Yahudi liderliği planı kabul etti; Arap tarafı reddetti. Bu reddin ardından ülke içi şiddet tırmandı. 1947–Mayıs 1948 döneminde karşılıklı saldırılar, sistematik yerinden etmeler ve katliamlar yaşandı.
1948'de İsrail Devleti'nin kuruluşunu ilan edildi. Ertesi gün komşu Arap ordularının müdahalesiyle Birinci Arap-İsrail Savaşı başladı. Savaş sonunda fiili harita değişti: İsrail, BM'nin öngördüğünden çok daha geniş bir alanı, yaklaşık %78'i kontrol eder hâle geldi.

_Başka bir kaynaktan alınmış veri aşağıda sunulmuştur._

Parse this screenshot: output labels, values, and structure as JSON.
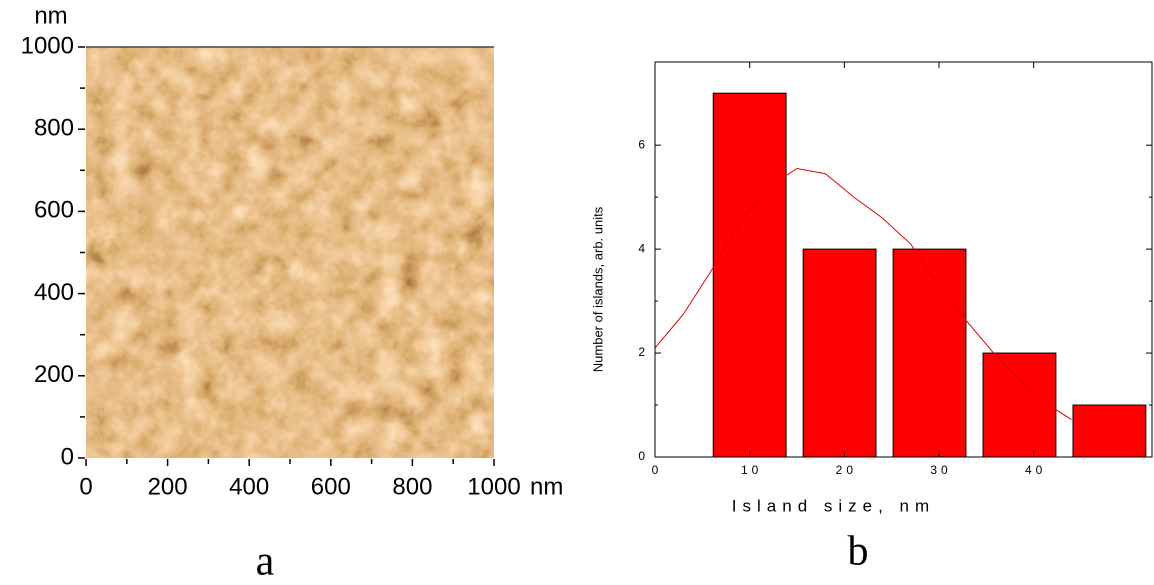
{
  "chart_data": [
    {
      "type": "image",
      "panel_label": "a",
      "xlabel": "nm",
      "ylabel": "nm",
      "xlim": [
        0,
        1000
      ],
      "ylim": [
        0,
        1000
      ],
      "xticks": [
        0,
        200,
        400,
        600,
        800,
        1000
      ],
      "yticks": [
        0,
        200,
        400,
        600,
        800,
        1000
      ]
    },
    {
      "type": "bar",
      "panel_label": "b",
      "xlabel": "Island size, nm",
      "ylabel": "Number of islands, arb. units",
      "x": [
        10,
        19.5,
        29,
        38.5,
        48
      ],
      "values": [
        7,
        4,
        4,
        2,
        1
      ],
      "color": "#ff0000",
      "edgecolor": "#000000",
      "xlim": [
        0,
        52.5
      ],
      "ylim": [
        0,
        7.6
      ],
      "xticks": [
        0,
        10,
        20,
        30,
        40
      ],
      "yticks": [
        0,
        2,
        4,
        6
      ],
      "lines": [
        {
          "color": "#e00000",
          "x": [
            0,
            3,
            6,
            9,
            12,
            15,
            18,
            21,
            24,
            27,
            30,
            33,
            36,
            39,
            42,
            44
          ],
          "values": [
            2.1,
            2.75,
            3.6,
            4.5,
            5.2,
            5.55,
            5.45,
            5.0,
            4.6,
            4.1,
            3.3,
            2.6,
            1.95,
            1.4,
            0.95,
            0.72
          ]
        }
      ]
    }
  ]
}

BM 242 kararı (1967) "toprak karşılığı barış" ilkesini gündeme getirdi ama yerleşim politikalarının önü açıldı. O günden bugüne Gazze'deki çatışmalar, ağır sivil kayıplar ve altyapı yıkımıyla sürmektedir. İki milyondan fazla sivilin hayatı insani krizle sınandı.

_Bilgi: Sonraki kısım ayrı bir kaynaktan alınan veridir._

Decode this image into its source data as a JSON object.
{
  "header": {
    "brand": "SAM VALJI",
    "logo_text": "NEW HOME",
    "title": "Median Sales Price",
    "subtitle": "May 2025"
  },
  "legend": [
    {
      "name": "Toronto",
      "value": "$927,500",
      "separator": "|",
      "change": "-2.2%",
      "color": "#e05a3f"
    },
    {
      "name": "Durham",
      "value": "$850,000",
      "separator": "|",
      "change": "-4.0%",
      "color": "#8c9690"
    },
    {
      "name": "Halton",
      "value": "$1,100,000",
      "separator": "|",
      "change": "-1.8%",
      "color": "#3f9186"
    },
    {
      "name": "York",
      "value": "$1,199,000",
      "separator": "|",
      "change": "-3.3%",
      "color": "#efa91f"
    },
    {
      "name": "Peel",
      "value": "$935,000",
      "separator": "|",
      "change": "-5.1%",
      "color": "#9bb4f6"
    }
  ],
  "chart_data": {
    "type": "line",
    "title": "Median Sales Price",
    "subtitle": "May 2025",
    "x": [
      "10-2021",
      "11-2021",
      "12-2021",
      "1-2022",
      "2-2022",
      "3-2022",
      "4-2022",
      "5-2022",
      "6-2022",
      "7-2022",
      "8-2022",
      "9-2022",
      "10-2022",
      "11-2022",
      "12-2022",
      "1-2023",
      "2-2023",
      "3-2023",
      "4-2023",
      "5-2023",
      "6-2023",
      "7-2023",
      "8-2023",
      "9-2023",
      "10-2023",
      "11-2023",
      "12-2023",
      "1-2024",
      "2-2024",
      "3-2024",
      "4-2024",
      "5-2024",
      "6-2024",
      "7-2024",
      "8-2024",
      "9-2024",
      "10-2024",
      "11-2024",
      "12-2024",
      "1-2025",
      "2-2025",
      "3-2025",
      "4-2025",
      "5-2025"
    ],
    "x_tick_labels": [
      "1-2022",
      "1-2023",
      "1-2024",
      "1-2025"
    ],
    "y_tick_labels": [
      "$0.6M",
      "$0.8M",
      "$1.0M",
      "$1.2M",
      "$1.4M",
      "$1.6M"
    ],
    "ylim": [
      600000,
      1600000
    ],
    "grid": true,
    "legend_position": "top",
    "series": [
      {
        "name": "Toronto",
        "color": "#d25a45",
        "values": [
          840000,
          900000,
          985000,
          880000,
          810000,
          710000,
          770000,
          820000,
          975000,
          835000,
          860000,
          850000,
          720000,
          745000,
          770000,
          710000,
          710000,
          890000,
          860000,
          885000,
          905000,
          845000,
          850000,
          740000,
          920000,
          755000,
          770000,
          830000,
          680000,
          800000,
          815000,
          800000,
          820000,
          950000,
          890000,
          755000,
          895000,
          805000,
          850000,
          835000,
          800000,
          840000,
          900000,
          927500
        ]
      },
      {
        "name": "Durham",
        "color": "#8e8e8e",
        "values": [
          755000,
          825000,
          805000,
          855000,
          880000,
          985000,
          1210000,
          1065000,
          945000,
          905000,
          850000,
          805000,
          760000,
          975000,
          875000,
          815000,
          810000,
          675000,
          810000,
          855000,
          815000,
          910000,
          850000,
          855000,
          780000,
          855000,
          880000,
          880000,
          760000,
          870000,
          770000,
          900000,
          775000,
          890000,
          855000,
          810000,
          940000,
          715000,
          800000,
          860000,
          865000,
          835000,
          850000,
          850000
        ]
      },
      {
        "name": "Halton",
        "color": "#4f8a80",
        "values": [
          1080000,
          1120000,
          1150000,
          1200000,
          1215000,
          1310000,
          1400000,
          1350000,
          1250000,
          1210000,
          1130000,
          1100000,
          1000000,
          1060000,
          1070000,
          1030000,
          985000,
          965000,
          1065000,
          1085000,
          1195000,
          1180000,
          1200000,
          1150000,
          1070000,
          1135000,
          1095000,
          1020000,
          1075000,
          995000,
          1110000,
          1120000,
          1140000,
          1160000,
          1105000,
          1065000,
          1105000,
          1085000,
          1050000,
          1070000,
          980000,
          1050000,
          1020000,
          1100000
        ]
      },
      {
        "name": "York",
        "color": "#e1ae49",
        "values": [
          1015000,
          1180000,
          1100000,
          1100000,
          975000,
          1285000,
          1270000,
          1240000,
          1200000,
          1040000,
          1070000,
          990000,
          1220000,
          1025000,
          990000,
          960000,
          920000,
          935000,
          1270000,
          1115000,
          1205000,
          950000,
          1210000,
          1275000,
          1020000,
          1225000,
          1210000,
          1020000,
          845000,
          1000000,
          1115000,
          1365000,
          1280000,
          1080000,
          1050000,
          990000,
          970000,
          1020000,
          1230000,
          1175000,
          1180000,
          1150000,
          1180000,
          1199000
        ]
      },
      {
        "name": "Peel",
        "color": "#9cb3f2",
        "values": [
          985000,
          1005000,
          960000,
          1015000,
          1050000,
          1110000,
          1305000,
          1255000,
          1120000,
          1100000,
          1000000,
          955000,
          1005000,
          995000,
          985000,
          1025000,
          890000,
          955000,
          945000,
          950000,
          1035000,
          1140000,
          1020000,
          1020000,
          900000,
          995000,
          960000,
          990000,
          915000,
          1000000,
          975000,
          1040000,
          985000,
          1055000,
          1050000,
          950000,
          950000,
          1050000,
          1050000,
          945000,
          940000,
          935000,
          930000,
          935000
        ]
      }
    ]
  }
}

Bugün dünya basını yaşananları "Hamas'la sınırlamak" ile algı yönetmeğe çalışıyor.
Kendi kaderini tayin hakkı, evlerine dönmek isteyen mültecilerin mümkün olan en kısa sürede geri dönmelerine izin verilmesini karar altına alan (BM 194 – 1948) kararı uygulanmadan ve Kudüs'ün nihai statüsü çözülmeden kalıcı bir barış yaratmak imkânsızdır. İsrail'in izlediği yol, Siyonist ideallerin devlet biçimine dönüşmüş halidir.

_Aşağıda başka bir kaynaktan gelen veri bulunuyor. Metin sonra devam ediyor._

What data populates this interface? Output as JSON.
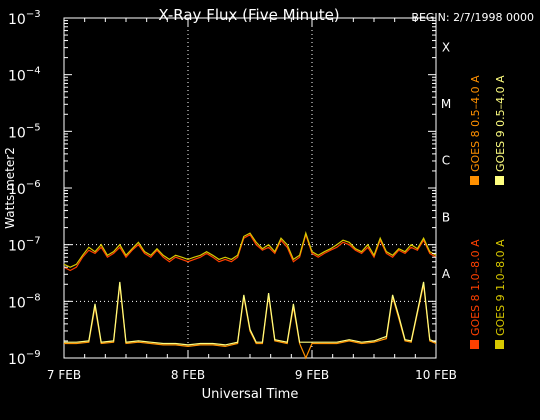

Sumud filosu: Vicdanın fıtratı
Bu tablo karşısında insanlık vicdanı bir dayanışma doğurdu: Sumud Filosu.
Küresel Sumud Filosu olayında görüldü ki; dinî, etnik ve vatandaşlık farklılıkları taşıyan insanlar bile abluka ve işgale karşı birleştiğinde, müdahale artçı bir refleksle yapıldı.
Bu filo, farklı inançlardan, dillerden ve ülkelerden insanları bir araya getirmişti — çünkü vicdan, Allah'ın insanın fıtratına yerleştirdiği ortak değerdir.
İman eden de etmeyen de zulmün acısını hisseder; zira adalet duygusu yaratılıştan gelir.
Bu yönüyle Sumud, sadece bir insani yardım girişimi değil, yaratılışın adalet sesidir.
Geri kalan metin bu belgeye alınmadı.